In this post I will be installing a TMG Array as a “back firewall” behind a hardware firewall. The Array will consist of two virtual servers, TMG01 and TMG02 which each have 3 NICs. One NIC will be dedicated to the LAN network, accessible internally. One NIC will be dedicated to the DMZ network, accessible to the outside world on a static mapped IP. The third NIC will be a dedicated intra-array communications NIC as per Microsoft’s recommendation.
Both TMG servers will be domain joined – there are several reasons for this, not least of which is that we require integrated authentication for the proxy clients.
The array will be a Network Load Balanced proxy server for all LAN clients to access the internet; it will provide content caching and malware protection. It will also reverse proxy Outlook Web Access, ActiveSync, Outlook Anywhere, SharePoint and some internal static HTTP resources. It will also provide SSL VPN (SSTP) access for remote clients, but that will be the subject of a later post.
The network diagram for this setup looks like this:
Prior to installation, it’s important to get the network adaptors configured correctly, the reasons for which are discussed later in more detail, but the basic rule is that there should only be one default gateway and one adaptor configured to provide DNS resolution to the internal network.
TMG01
IP Address |
Subnet Mask |
Gateway |
DNS 1 |
DNS 2 |
TMG02
IP Address |
Subnet Mask |
Gateway |
DNS 1 |
DNS 2 |
Run the following procedure on BOTH servers.
Configure all 3 NICs with their assigned IP addresses.
Run the TMG 2010 installer, ensure you’ve run Windows Update and you’re fully patched.
Run the Preparation Tool, which basically installs pre-requisites and checks for required Roles and Features. Correct anything that’s not installed.
Launch the Forefront Configuration Wizard
Accept the license agreement
Enter the product license details
Select the option to install
Install path (this is not where the proxy cache is stored, configure that later!)
Configure the Internal network IP address ranges.
Accept the services warning
Since there are domain controllers in other network ranges for this domain, TMG will create a system policy for AD connections to all the IP addresses of Domain Controllers. It will also create a management access rule for the workstation IP that is connected
Click Install to begin the installation – this takes a while!
After about 40 minutes, you reach the completion screen.

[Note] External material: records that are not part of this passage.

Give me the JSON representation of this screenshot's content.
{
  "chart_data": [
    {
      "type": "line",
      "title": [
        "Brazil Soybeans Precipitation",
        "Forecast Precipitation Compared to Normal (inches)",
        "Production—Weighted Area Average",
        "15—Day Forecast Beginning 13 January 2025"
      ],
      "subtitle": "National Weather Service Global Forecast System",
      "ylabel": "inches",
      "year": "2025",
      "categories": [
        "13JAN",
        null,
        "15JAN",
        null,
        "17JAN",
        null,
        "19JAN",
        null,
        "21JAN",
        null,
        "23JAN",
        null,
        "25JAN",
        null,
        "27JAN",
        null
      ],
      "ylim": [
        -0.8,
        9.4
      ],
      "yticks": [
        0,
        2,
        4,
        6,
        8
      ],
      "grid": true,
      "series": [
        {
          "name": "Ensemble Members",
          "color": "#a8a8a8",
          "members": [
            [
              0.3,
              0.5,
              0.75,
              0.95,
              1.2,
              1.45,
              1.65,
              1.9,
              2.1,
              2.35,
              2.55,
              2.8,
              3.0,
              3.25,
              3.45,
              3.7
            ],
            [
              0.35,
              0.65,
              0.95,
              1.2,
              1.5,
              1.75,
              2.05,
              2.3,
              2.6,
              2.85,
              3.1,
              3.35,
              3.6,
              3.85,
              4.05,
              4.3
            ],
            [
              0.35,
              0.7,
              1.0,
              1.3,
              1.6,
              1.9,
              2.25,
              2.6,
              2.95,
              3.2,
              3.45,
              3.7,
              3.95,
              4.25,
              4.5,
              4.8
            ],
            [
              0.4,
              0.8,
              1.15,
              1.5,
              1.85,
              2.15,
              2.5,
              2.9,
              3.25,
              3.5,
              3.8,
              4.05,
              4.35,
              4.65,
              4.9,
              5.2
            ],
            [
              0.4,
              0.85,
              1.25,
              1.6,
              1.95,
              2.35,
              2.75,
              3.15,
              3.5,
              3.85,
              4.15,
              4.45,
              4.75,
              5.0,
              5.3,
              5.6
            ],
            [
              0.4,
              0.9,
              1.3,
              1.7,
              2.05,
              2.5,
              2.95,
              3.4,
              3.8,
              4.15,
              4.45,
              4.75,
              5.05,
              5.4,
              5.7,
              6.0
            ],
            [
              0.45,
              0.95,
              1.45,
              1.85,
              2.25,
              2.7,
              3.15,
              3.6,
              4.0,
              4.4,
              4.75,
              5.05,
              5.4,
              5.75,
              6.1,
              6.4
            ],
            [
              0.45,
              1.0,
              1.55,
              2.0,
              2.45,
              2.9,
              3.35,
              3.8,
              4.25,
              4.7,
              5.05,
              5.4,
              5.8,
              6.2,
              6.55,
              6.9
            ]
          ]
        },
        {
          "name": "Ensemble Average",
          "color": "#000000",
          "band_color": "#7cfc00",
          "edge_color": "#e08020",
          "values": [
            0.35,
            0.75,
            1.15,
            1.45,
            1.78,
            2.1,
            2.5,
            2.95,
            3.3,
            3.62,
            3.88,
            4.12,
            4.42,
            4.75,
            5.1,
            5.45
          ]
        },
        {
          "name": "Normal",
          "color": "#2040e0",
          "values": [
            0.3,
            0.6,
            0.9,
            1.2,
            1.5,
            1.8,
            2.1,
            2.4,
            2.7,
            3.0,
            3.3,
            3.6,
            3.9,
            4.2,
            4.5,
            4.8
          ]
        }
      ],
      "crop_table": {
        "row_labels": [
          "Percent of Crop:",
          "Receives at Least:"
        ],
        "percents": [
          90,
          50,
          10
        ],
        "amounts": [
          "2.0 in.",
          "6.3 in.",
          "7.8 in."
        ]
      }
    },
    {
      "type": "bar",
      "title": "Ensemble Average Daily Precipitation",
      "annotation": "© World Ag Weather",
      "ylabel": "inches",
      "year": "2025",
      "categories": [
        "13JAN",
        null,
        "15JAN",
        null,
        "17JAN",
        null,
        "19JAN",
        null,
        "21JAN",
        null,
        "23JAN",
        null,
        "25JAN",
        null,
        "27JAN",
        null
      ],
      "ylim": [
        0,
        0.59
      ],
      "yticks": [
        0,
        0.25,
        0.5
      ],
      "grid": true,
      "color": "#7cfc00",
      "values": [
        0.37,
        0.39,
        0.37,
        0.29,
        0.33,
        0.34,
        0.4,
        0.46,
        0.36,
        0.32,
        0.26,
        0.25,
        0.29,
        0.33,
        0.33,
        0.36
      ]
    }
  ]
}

While that’s installing, you can set up the required DNS records.
TMG01* |
TMG02* |
proxy (or whatever you want to call the proxy NLB!) |
TMG01-IA |
TMG02-IA |
*created automatically as they’re domain joined with AD integrated DNS
The additional records here are for the NLB virtual IP address (proxy.domain.com) and for the Intra-array communications network. The intra-array DNS records are required because of the Kerberos dependency to access the Array Configuration Storage Server (CSS); it requires a SPN (Service Principle Name) to be configured, which in turn requires DNS resolution.
Both TMG servers should be updated to the latest SP level.

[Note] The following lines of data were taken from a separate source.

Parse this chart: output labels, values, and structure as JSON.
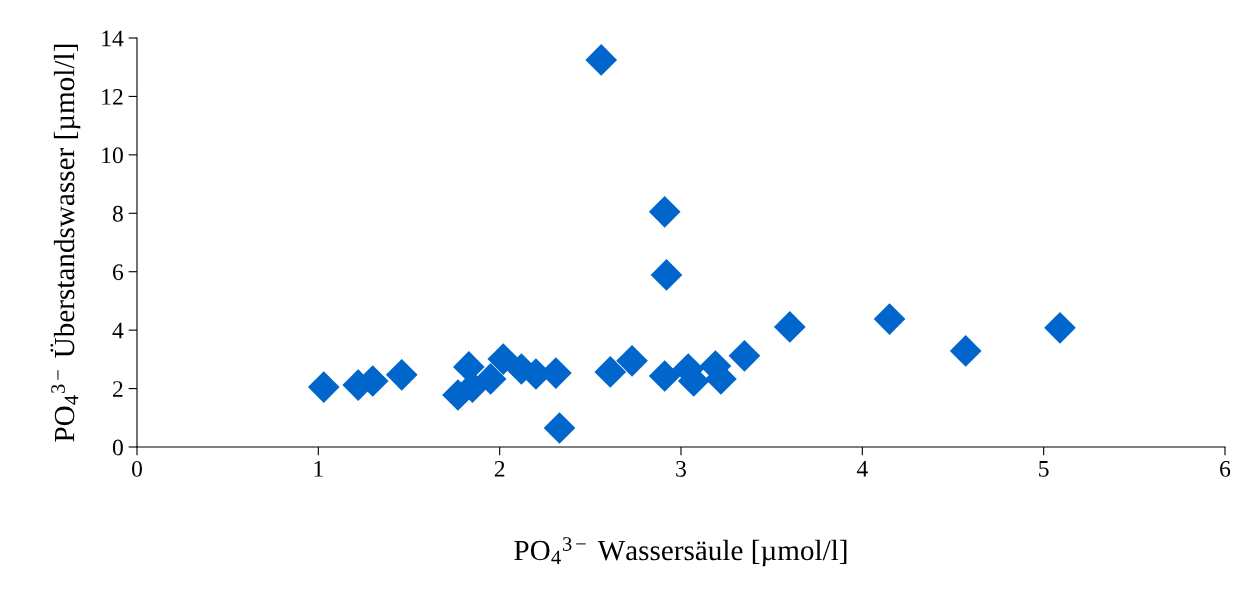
{
  "chart_data": {
    "type": "scatter",
    "xlabel": "PO$_{4}$$^{3−}$ Wassersäule [µmol/l]",
    "ylabel": "PO$_{4}$$^{3−}$ Überstandswasser [µmol/l]",
    "x": [
      1.03,
      1.22,
      1.3,
      1.46,
      1.77,
      1.83,
      1.85,
      1.95,
      2.02,
      2.12,
      2.2,
      2.31,
      2.33,
      2.56,
      2.61,
      2.73,
      2.91,
      2.92,
      2.91,
      3.04,
      3.07,
      3.19,
      3.22,
      3.35,
      3.6,
      4.15,
      4.57,
      5.09
    ],
    "series": [
      {
        "color": "#0066cc",
        "values": [
          2.05,
          2.12,
          2.26,
          2.47,
          1.78,
          2.74,
          2.05,
          2.33,
          3.01,
          2.67,
          2.5,
          2.53,
          0.65,
          13.25,
          2.57,
          2.95,
          8.05,
          5.89,
          2.43,
          2.67,
          2.26,
          2.77,
          2.33,
          3.12,
          4.11,
          4.38,
          3.29,
          4.08
        ]
      }
    ],
    "xlim": [
      0,
      6
    ],
    "xticks": [
      0,
      1,
      2,
      3,
      4,
      5,
      6
    ],
    "ylim": [
      0,
      14
    ],
    "yticks": [
      0,
      2,
      4,
      6,
      8,
      10,
      12,
      14
    ],
    "marker": "diamond",
    "grid": false,
    "legend": false
  }
}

The service pack installer must be run from an elevated command prompt, otherwise it will fail.
Run the SP installation
Accept the license agreement
Select the server, and the credentials
Run the installation
If you receive any errors or warnings, the chances are you’ve not run the installation from an elevated command prompt. You need to re-run the SP to install correctly.
Restart the server (it now seems to take a lot longer to reboot the servers – be patient!)
When you run the Forefront Threat Management Console for the first time it will run the Getting Started Wizard
Click, Configure network settings – start the network setup wizard
Select the correct network template – for this setup it’s Back Firewall
Select the network adaptor for the LAN network – this is where some network routing information is required. TMG should not have multiple default gateways, just one “gateway of last resort”. In this case it should be the address of the Front firewall on the DMZ, because that’s where we want to route anything that is not on our internal network. This means that we need to add a route for all INTERNAL networks that we want to route via the gateway for the internal network. This depends on the topology of the network TMG is installed in. DNS is configured on the interface closest to your internal DNS that is capable of resolving external namespaces. Routing is configured in the next section.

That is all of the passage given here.